Rosemann came up with the notion when he realised that a lot of people may be able to describe a driverless car, a social media provider such as Facebook, or Google and the like – but they can’t explain the deeper impact of it.

“For example, most digital companies like LinkedIn or YouTube get better the bigger they are, i.e. they benefit from positive network effects. However, the typical corporation doesn’t work like this, which makes them receptive to disruption.

“Your bank, your insurance company, they don’t really change with the number of customers – indeed, they might have negative network effects and it takes longer for them to serve their customer base.

“In our industry-facing research, we try to work out with a digital mind how to create a bank that gets better the bigger it is. This is one example of digital mindfulness.

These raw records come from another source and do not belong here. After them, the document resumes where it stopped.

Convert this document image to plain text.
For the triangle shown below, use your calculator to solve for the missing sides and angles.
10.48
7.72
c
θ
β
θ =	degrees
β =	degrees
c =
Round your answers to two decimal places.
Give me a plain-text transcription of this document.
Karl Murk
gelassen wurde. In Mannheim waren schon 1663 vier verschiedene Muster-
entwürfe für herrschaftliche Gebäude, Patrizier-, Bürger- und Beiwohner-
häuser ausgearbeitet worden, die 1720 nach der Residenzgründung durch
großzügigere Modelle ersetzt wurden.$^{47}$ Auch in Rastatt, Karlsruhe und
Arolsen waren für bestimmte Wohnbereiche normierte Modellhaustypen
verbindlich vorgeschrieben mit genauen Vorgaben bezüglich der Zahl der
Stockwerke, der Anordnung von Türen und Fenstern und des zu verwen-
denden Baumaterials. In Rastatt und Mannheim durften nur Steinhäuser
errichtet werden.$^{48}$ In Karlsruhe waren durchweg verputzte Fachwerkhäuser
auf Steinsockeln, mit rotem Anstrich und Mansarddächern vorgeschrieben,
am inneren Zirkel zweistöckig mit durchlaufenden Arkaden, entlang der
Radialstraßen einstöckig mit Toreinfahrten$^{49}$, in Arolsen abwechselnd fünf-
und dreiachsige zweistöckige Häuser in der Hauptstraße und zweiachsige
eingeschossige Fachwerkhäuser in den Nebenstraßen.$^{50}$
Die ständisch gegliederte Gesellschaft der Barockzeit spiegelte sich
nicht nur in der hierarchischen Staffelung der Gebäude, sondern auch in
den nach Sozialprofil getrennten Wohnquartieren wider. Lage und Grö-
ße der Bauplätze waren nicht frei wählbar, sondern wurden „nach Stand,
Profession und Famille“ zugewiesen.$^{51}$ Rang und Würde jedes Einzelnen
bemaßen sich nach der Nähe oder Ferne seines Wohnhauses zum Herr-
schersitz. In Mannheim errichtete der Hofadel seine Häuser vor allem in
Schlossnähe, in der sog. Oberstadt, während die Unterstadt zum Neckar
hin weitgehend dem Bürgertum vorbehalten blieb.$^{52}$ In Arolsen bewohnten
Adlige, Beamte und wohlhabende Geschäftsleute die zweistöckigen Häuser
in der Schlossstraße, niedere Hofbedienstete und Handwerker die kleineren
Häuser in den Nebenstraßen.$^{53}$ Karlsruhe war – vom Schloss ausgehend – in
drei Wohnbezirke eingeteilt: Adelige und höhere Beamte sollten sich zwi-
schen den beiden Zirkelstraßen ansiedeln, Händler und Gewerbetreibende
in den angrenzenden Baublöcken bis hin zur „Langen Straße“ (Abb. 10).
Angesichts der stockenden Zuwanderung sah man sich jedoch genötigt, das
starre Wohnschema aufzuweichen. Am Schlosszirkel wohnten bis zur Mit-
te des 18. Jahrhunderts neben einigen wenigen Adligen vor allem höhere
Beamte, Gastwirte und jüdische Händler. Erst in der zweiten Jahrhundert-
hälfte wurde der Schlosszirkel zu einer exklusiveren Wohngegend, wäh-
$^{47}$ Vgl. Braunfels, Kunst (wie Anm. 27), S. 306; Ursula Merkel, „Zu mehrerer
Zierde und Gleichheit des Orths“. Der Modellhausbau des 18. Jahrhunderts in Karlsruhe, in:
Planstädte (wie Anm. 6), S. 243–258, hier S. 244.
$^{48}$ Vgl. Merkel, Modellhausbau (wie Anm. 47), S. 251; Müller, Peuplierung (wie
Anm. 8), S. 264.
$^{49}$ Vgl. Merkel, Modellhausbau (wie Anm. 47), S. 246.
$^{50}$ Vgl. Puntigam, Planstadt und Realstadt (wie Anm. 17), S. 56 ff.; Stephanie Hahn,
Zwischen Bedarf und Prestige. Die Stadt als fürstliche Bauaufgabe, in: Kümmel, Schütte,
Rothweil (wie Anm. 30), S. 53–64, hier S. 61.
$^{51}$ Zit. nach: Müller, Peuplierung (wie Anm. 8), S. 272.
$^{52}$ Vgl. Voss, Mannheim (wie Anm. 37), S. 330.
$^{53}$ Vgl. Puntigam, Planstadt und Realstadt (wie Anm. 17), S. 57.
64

“The second example can be explained using the driverless car: Google has a digital mind and they understand if they give the world a driverless car they unlock 100,000+ years per year that mankind doesn’t have to drive any more.

“How much of these 100,000 years can they convert into digital attention time?

“If you don’t think in terms of ‘share of digital attention’ you don’t think with a digital mind. You see a driverless car but you don’t see 100,000 years of driving time that becomes time attention.”

In an environment where students will start to make the digital experiences they have with a university a key selection criterion, share of digital attention will become a metric the higher education sector can no longer ignore.

Butchers, not turkeys

When it comes to digital disruption, he says, you can either be disrupted – by something that comes as a big surprise – or be the disruptor who saw the disruption coming.

“On Thanksgiving you want to be the butcher and not the turkey because as a turkey it’s a big surprise.

“What we often ask a boardroom is – how can we make you butchers and not turkeys?

“Working at corporate speed requires a different way of conducting research. We have to go beyond a focus on tracking research effectiveness (e.g., number and quality of publications) to an additional consideration of research efficiency.

“When you really want to engage with industry, you will find they have certain expectations when it comes to turn-around time that often do not match typical turn-around times at universities.

“And that will probably mean that your efficiency and effectiveness has to improve to satisfy them in order to become that trusted partner.

“It’s a role for us to curate, to assess, to eliminate noise, to help corporate stakeholders to focus – to show that an evidence-based mind, an academically trained scientific mind, can help a company to sharpen and focus their thinking so they can derive the maximum value from the opportunity-rich digital environment.”